Given the above restrictions, I created a new node.js tool, https://github.com/unicode-org/icu-trac2jira to migrate a trac .sqlite3 dump to a JIRA database— by using the REST API. With a minimum of configuration it is able to map all of the fields, wiki syntax, and attachments needed to preserve our issue history. It's not perfect, and there's work to be done to fix some of the values, but I think it got the job done as far as initial migration.

The interesting thing, process-wise, is that I ended up with something that could run incrementally to update JIRA to match trac. So as there was feedback on errors in the wiki syntax conversion, I could re-run the tool over a subset of the tickets and it would either update a ticket, comment, etc. or cause no change depending on whether JIRA matched the expected results.

A separate script created 20,000 empty tickets in a block, before running this converter. This allowed us to keep the same ticket IDs between trac and jira.

Haven’t we done this before?

http://icu-project.org was already the third external web host for ICU, after jtcsv.com (2001 mirror) and oss.software.ibm.com/icu (2004 mirror).

In 2006 I migrated ICU from cvs and JitterBug to svn and trac. So yes, we've done this before!

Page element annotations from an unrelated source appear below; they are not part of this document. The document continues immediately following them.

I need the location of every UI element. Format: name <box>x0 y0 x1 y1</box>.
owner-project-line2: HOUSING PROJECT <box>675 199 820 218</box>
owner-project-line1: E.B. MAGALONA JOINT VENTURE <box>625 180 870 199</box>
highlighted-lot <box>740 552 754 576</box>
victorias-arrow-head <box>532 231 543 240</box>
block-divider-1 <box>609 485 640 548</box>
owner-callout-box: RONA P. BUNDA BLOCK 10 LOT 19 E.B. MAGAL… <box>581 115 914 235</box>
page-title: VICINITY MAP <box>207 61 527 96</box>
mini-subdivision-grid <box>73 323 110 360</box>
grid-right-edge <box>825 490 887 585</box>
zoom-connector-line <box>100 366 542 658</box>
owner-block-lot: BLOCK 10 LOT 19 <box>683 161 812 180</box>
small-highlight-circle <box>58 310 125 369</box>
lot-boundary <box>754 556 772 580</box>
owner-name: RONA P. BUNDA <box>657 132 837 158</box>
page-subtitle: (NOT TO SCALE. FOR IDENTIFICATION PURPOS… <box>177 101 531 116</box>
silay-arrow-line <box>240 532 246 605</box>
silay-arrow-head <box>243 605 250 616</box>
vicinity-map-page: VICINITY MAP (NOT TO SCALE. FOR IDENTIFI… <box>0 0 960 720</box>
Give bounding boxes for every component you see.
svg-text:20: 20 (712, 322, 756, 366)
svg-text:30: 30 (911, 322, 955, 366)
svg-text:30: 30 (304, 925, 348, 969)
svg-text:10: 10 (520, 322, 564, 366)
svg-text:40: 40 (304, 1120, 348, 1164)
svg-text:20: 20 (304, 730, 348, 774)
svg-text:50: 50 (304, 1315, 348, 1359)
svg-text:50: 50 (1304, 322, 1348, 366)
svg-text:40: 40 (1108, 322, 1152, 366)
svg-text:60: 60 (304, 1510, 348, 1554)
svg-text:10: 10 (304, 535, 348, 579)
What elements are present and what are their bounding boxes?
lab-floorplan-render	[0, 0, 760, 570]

JitterBug (which I also customized extensively and added new report CGIs to) had a very simple hierarchical file structure which was very hackable. Since trac used a sqlite database, I wrote source to read this file structure and emit SQL to recreate the bugs in the new form.

// jb2svn.c
    switch(tolower(s[0])) {
    case '[': return "";
    case 'a': return "assess"; // @@ assess?
    case 'c': 
        switch(tolower(s[1])) {
                case 'r': return "critical";
                case 'o': return "critical"; // @@ Committed?
                default: return def?def:s;
        }break;
    case 'e': return "major"; // expected
    case 'm': return "minor"; // medium
    case 'l': return "trivial"; // medium
    case 'h': return "major"; // high

An oddity of that conversion is that I sort of punted on converting the date fields at all. Maybe there either wasn't a ticket-creation time, or the files had all been re-touched at some point. Or maybe it was just… laziness. Or whatever the other two are (I'd have to look it up).

Of course, our conversion process faithfully preserves this history. I think 1970-01-01T00:00:28.000Z is due to wanting a unique timestamp for some reason, thus (epoch time + 1 second per bug)-ish?